Evolutionary biologists understand that while Darwin posited the theory of natural selection in evolution, he was not the first person to understand breeding for specific traits (farmers have been doing this for millenia). He came up with the theory (with help, and I believe credited those who helped him) and wrote it up though.
Evolution doesn’t have anything whatsoever to do with “how life began” - only how it DEVELOPS. Anyone who claims to know exactly how the universe began and exactly what began it is not a scientist. Or, at any rate, is not using any scientific method to come to his or her conclusions.
“Darwinism” is a hot-button term used in an attempt to frame the evidence for evolution in terms of faction. A belief in the proven principles of evolution is not Darwinism, any more than a belief in the proven principles of gravity is Newtonism. No physicist today would go to Newton for instruction because we’ve learned so much more since then. If he were resurrected Einstein would be obsolete because we’ve learned so much more about relativity since he was around. And no one would go to Darwin as the last word on evolution because we’ve learned so much about it in the last 150+ years.
On preview, re: my last paragraph: thanks for scoopin’ me, Jackmanii.
http://www.richarddawkins.net/article,2477,n,n
Apparently, they didn’t ask permission to use Imagine, by John Lennon, either.
“Darwin” isn’t taught.
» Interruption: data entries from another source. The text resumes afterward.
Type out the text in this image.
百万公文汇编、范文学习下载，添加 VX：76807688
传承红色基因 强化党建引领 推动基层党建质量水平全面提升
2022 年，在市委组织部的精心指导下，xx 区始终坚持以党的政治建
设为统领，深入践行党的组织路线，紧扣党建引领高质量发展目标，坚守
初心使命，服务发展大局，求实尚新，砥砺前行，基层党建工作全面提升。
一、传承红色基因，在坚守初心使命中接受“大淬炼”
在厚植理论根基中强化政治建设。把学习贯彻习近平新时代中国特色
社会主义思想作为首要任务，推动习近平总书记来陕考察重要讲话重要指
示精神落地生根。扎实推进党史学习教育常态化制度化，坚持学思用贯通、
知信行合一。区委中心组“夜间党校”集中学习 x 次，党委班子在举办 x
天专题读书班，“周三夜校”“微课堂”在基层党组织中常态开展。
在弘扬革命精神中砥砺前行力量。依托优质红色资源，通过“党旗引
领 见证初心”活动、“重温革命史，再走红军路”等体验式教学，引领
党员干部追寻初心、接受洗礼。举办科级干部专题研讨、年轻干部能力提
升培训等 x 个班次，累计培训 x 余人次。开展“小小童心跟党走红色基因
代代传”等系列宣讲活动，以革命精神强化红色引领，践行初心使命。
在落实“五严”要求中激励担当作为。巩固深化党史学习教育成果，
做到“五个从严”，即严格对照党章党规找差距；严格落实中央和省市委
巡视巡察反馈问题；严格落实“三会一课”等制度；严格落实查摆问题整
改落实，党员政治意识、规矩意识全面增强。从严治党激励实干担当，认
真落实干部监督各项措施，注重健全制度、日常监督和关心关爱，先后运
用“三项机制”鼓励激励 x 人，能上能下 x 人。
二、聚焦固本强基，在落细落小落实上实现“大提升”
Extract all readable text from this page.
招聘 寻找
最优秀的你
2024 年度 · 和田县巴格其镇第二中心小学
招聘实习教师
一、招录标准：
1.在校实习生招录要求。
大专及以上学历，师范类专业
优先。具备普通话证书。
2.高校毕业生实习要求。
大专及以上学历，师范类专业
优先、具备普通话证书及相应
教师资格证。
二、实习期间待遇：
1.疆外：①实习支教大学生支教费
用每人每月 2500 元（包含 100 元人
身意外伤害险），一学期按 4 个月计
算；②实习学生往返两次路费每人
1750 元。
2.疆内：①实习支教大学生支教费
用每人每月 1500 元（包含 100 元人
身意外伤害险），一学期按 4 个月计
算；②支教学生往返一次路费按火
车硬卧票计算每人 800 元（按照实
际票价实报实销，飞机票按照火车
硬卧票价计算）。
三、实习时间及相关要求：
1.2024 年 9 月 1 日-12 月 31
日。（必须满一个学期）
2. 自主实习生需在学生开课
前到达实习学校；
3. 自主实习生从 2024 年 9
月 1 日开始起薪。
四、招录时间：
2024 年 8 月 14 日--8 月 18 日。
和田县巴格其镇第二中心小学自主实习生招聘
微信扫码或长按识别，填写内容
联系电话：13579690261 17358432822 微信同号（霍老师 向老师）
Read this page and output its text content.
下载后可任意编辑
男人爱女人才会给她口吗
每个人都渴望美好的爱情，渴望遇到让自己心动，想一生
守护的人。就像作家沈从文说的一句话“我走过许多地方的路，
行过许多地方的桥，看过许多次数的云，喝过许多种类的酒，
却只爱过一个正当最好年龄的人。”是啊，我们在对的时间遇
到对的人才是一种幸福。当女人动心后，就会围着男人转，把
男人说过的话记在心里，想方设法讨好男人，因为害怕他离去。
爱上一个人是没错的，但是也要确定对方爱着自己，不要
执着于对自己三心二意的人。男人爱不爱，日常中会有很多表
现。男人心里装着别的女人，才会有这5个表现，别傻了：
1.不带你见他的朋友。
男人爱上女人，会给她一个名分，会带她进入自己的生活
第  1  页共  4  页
Evolutionary theory is taught, not because Darwin said it, but because it’s a demonstrable fact of biology.
It’s more about what he discovered than what he said (Science is not authoritarian. Evolution is not a philosophy or an opinion or an ideology. No one takes it as true just because “Darwin said it”), but his most significant contribution was positing Natural selection as the explanation for the observed phenomena of adaptation and speciation.
This has been addressed already, but you’re mistaken on basically every point here. I will point out again that it’s irrelevant what Darwin said, but what he surmised was that humans and modern apes had a common ancestor. The “missing link” thing is a canard. DNA evidence has confirmed copmmon ancestry between humans and apes and the fossil record has provided several “links” between the human/ape ancestors and humans (and apes).
He is to biology what Newton was to physics, but education about evolution has nothing to do with adulating Darwin. Evolution can be demonstrated and taught without any reference to Darwin, just like physics can be taught without any necessary personal references to Newton.
It doesn’t. This sentence shows a fundamental misunderstanding of both science and evolutionary theory on your part.
Actually, no there aren’t. Evolution has no competing scientific theories. The main reason for that is that it’s a proven fact.
I’m sorry. I’m not familiar with whatever you’re referring to but how does it constitute a scientific theory?
There is only one scientific theory for the origin of species and the word “theory” in science does not mean “unproven.”